TEXT COLLECTION WRAPPING INSTRUCTIONS

For plain text documents, "doc" wrapper is used. Assuming the directory the sdarts server is installed is $SDARTS_INSTALL.

  1. Register the collection with sdarts server by editing $SDARTS_INSTALL/config/sdarts_config.xml to include this collection.

    For example, if we had a collection called "books", then in sdarts_config.xml, we would have:

      <sdarts_config>
        .....
        <back-end-lsp>
          <classname> ........
          <name> books </name>
      ......
      <sdarts_config>
    
  2. Create the collection config directory

    Create the collection config directory under $SDARTS_INSTALL/config, with THE SAME NAME as the one with which the collection is registered in sdarts_config.xml. For example, if the collection is registered as "books", a subdirectory named books will be created in $SDARTS_INSTALL/config. All configuration files of this collection will be stored in this directory.

    With the same example, we now have collection config directory:

      $SDARTS_INSTALL/config/books
    
  3. Create the configuration file: doc_config.xml

    Within the doc_config.xml file, we are telling SDARTS:

    1. Where to find the DTD for the doc_config.xml document (rarely changes)
    2. Whether or not to re-index the collection each time the SDARTS server comes up.
    3. Where to look for documents in the collection (only portion from the sample files that requires editing, if you wish to mount the same collection the sample file describes.)
    4. What the "linkage-prefix" is for the collection, which is a way that the STARTS protocol uses to tell users how to access the collection directly to retrieve documents.
    5. What are the stop-words (common words that don't go into the index like "a", "the", etc.)
    6. What fields will be searchable, and where can their contents be found in each document.
    7. What kinds of date formats might be expected in fields that are dates.
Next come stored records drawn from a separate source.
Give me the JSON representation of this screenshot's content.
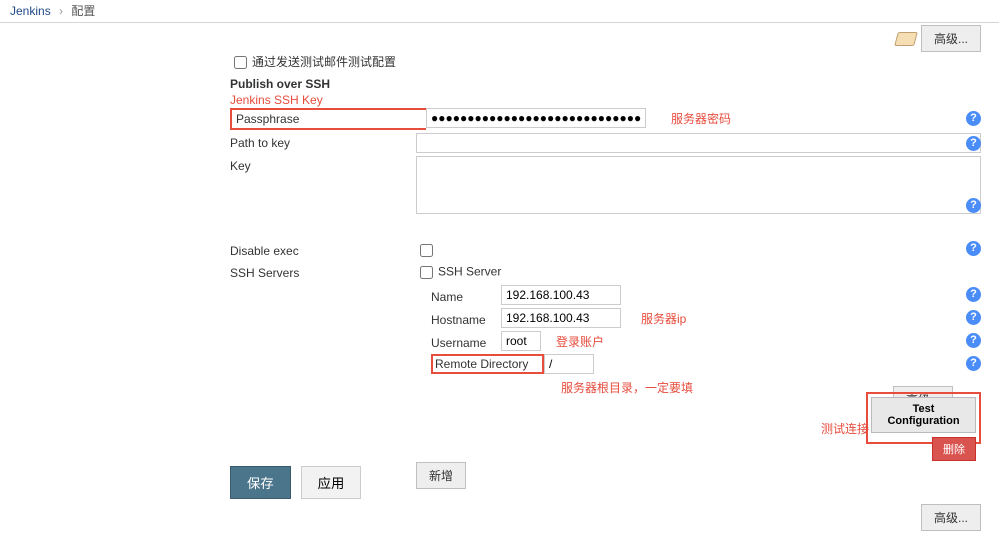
{
  "breadcrumb": {
    "root": "Jenkins",
    "page": "配置",
    "sep": "›"
  },
  "toolbar": {
    "adv": "高级..."
  },
  "mail": {
    "label": "通过发送测试邮件测试配置"
  },
  "ssh": {
    "title": "Publish over SSH",
    "keyTitle": "Jenkins SSH Key",
    "passphrase": {
      "label": "Passphrase",
      "value": "●●●●●●●●●●●●●●●●●●●●●●●●●●●●●●●●●●●●●●●●●●",
      "note": "服务器密码"
    },
    "pathToKey": {
      "label": "Path to key",
      "value": ""
    },
    "key": {
      "label": "Key",
      "value": ""
    },
    "disableExec": {
      "label": "Disable exec"
    },
    "servers": {
      "label": "SSH Servers",
      "server": "SSH Server",
      "name": {
        "label": "Name",
        "value": "192.168.100.43"
      },
      "hostname": {
        "label": "Hostname",
        "value": "192.168.100.43",
        "note": "服务器ip"
      },
      "username": {
        "label": "Username",
        "value": "root",
        "note": "登录账户"
      },
      "remoteDir": {
        "label": "Remote Directory",
        "value": "/",
        "note": "服务器根目录，一定要填"
      }
    },
    "adv": "高级...",
    "testConf": "Test Configuration",
    "testNote": "测试连接",
    "del": "删除",
    "add": "新增",
    "adv2": "高级..."
  },
  "footer": {
    "save": "保存",
    "apply": "应用"
  }
}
    See wrapper_text.details.txt for details.

  4. Other configuration related files/directories:

      index/              -- a directory containing Lucene-specific index files
                             for this collection
      meta-attributes.xml -- a STARTS xml file of type ,
                             containing meta info about this collection. It will 
                             be created upon activation of the sdarts server, if 
                             it does not exist. It can also be mannually editted, 
                             or be overwritten by running a script to index this
                             collection.
    
      content-summary.xml -- a STARTS xml file of type ,
                             containing summary information about this collection.
    
  5. Script to perform offline re-indexing of a Lucene-wrapped collection

    In directory $SDARTS_INSTALL/tools, you will find a script textsetup.sh, which you can use to perform offline re-indexing of a Lucene-wrapped text collection. Run this script only from the directory of an installed SDARTS server. Here is the usage string from the script:

       Usage: textsetup.sh -name 
                          [-sdurl, -starts-dtd-url ]
                          [-o, -overwrite-meta-attributes]
    
       Where  is the name under which the LSP is registered.
        The name must be listed in the sdarts_config.xml file.
       -sdurl or -starts-dtd-url is the optional URL of the STARTS DTD
           (default is http://www.cs.columbia.edu/~dli2test/dtd/starts.dtd
       -o or -overwrite-meta-attributes, if present, will cause the
           script to overwrite the meta-attributes file (default false,
           in case you wish to edit it by hand.)
    
  6. Sample wrappers for text documents collection

    The "2ogroups" subdirectory of $SDARTS_INSTALL/config is an example of a "text" wrapper.